World’s first commercial flying car is now on sale

Flying car
A Dutch vehicle manufacturer has initiated the commercial sale of the world’s first flying car, the PAL-V Liberty. Available in two varieties, the PAL-V Liberty Sport and the Liberty Pioneer are two-person three-wheelers and are capable of flying at speeds of up to 112mph.

Whilst the Sport is the cheaper of the two with the base model starting at $400,000, the Pioneer is priced at $600,000.

PAL-V states that it takes 10 minutes to switch from driving to flying mode and in the air you may travel for 310 miles on a full tank.

The PAL-V Liberty has two distinct attributes that differentiate it from other flying vehicle concepts. The first is that the lift is created by a wind-powered rotor so that the car has the ability to float in the air, whilst the second unique feature is the three-wheel design and the soft-tilting motion in curves.

Meanwhile Uber has reaffirmed its flying cars ambitions with the hire of a former NASA engineer to assist in the company’s efforts. Engineer Mark Moore has 30 years of experience at Nasa and has become the director of engineering for aviation at ‘Uber Elevate’, the company’s flying car initiative.

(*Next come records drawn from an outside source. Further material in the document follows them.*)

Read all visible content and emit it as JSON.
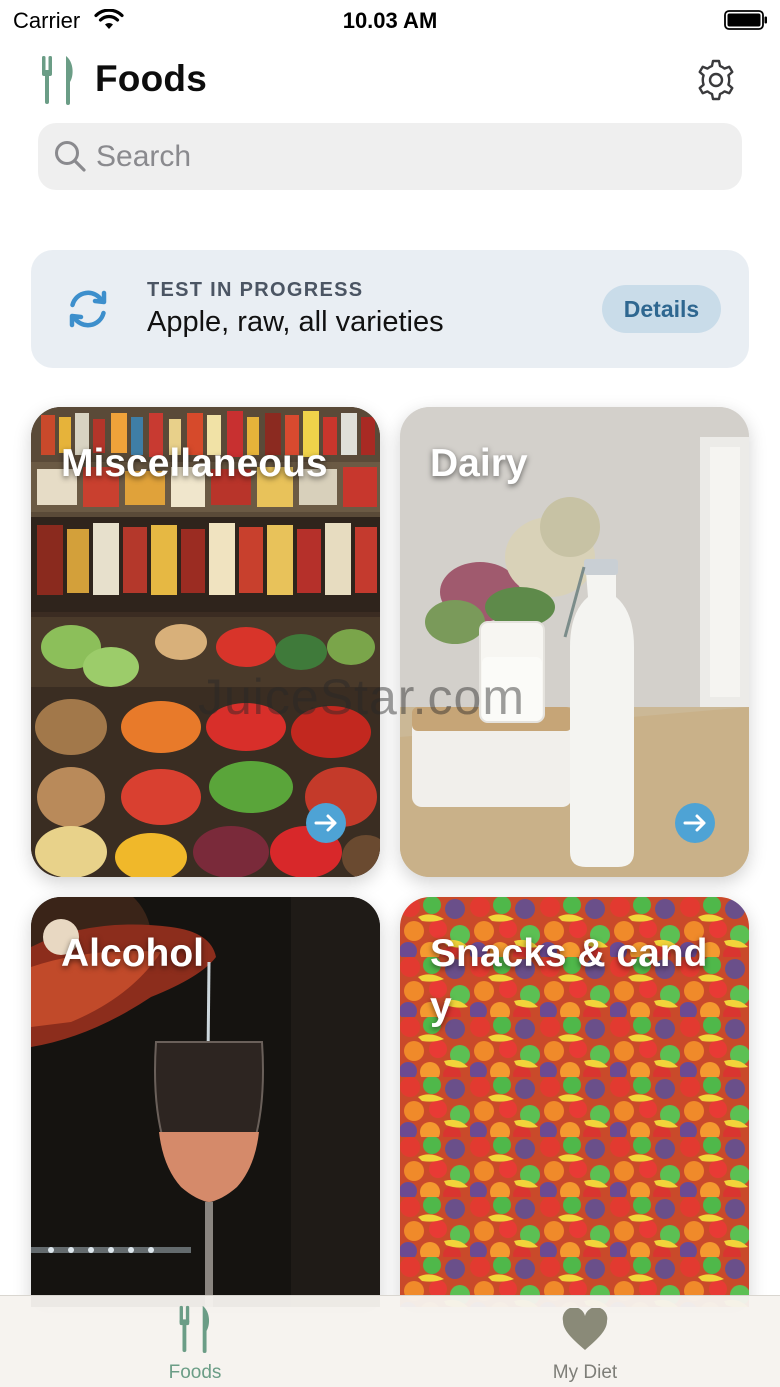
{
  "status_bar": {
    "carrier": "Carrier",
    "time": "10.03 AM"
  },
  "header": {
    "title": "Foods",
    "logo_icon": "fork-knife-icon",
    "settings_icon": "gear-icon"
  },
  "search": {
    "placeholder": "Search",
    "value": ""
  },
  "test_card": {
    "status_label": "TEST IN PROGRESS",
    "food_name": "Apple, raw, all varieties",
    "details_label": "Details",
    "icon": "sync-icon"
  },
  "categories": [
    {
      "label": "Miscellaneous",
      "image": "market-stall-photo"
    },
    {
      "label": "Dairy",
      "image": "milk-bottle-photo"
    },
    {
      "label": "Alcohol",
      "image": "wine-glass-photo"
    },
    {
      "label": "Snacks & candy",
      "image": "candy-photo"
    }
  ],
  "watermark": "JuiceStar.com",
  "tab_bar": {
    "tabs": [
      {
        "label": "Foods",
        "icon": "fork-knife-icon",
        "active": true
      },
      {
        "label": "My Diet",
        "icon": "heart-icon",
        "active": false
      }
    ]
  },
  "colors": {
    "accent": "#6b9d86",
    "arrow_button": "#4ea3d5",
    "details_bg": "#c9dce9",
    "details_text": "#2e6790",
    "test_card_bg": "#e9eef3"
  }
}
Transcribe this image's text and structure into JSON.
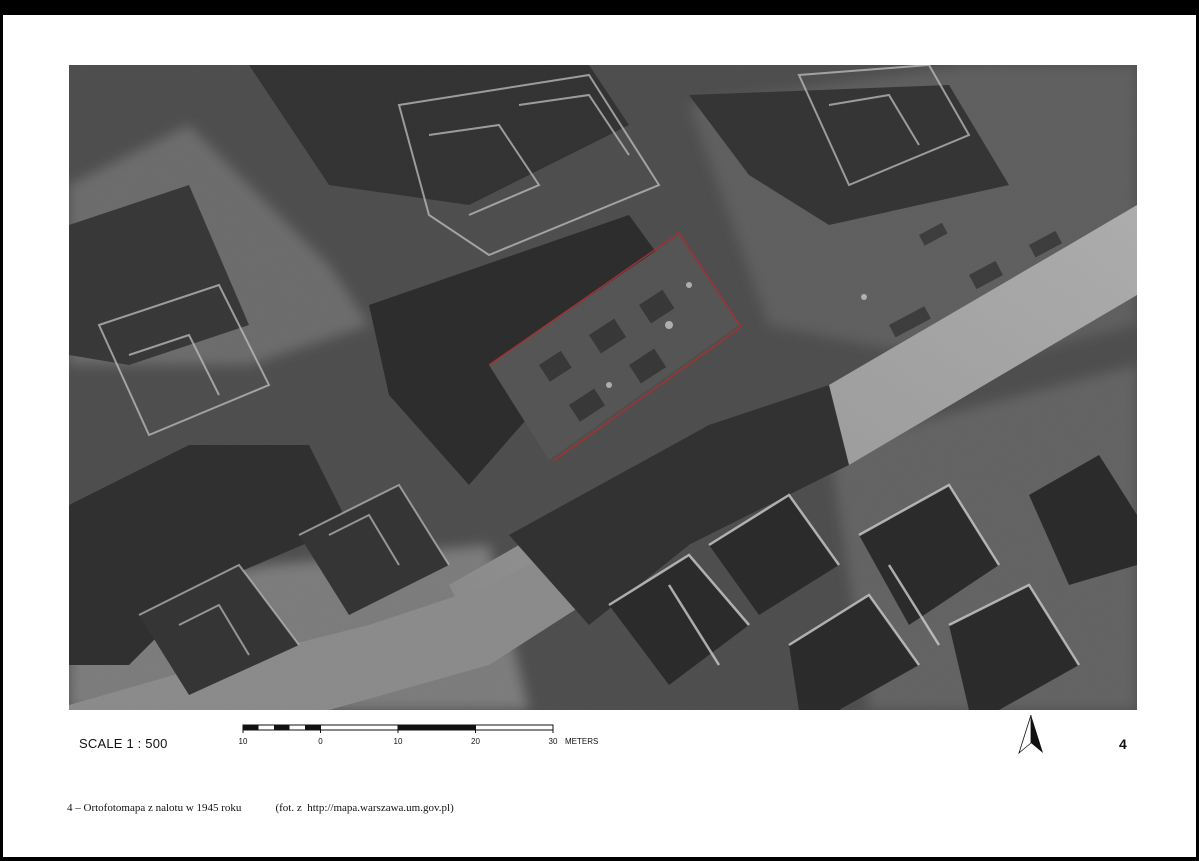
{
  "map": {
    "scale_label": "SCALE 1 : 500",
    "scalebar": {
      "ticks": [
        "10",
        "0",
        "10",
        "20",
        "30"
      ],
      "unit": "METERS"
    },
    "page_number": "4",
    "caption": "4 – Ortofotomapa z nalotu w 1945 roku",
    "credit": "(fot. z  http://mapa.warszawa.um.gov.pl)",
    "highlight_color": "#b02020",
    "north_arrow_icon": "north-arrow-icon"
  }
}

Uber published a white paper last November in which it outlined its plans for their flying cars. The company wants to use electric-powered, short-range flying cars which will take off and land vertically. Consumers will take regular Uber car rides to a ‘vertiport’ where they will be able to use Uber’s flying cars to transport them to another vertiport located near their destination.
Though the company also acknowledged what it foresees to be the biggest issues facing the development and deployment of flying cars. Uber has noted its concerns over battery life, noise pollution and vehicle efficiency for the flying cars.

Though Moore has also highlighted a number of non-technical issues. He suspects flying car companies will have to negotiate with suppliers so that the vehicles will be affordable. Moore also believes companies will have to campaign for regulators to relax air-traffic restrictions.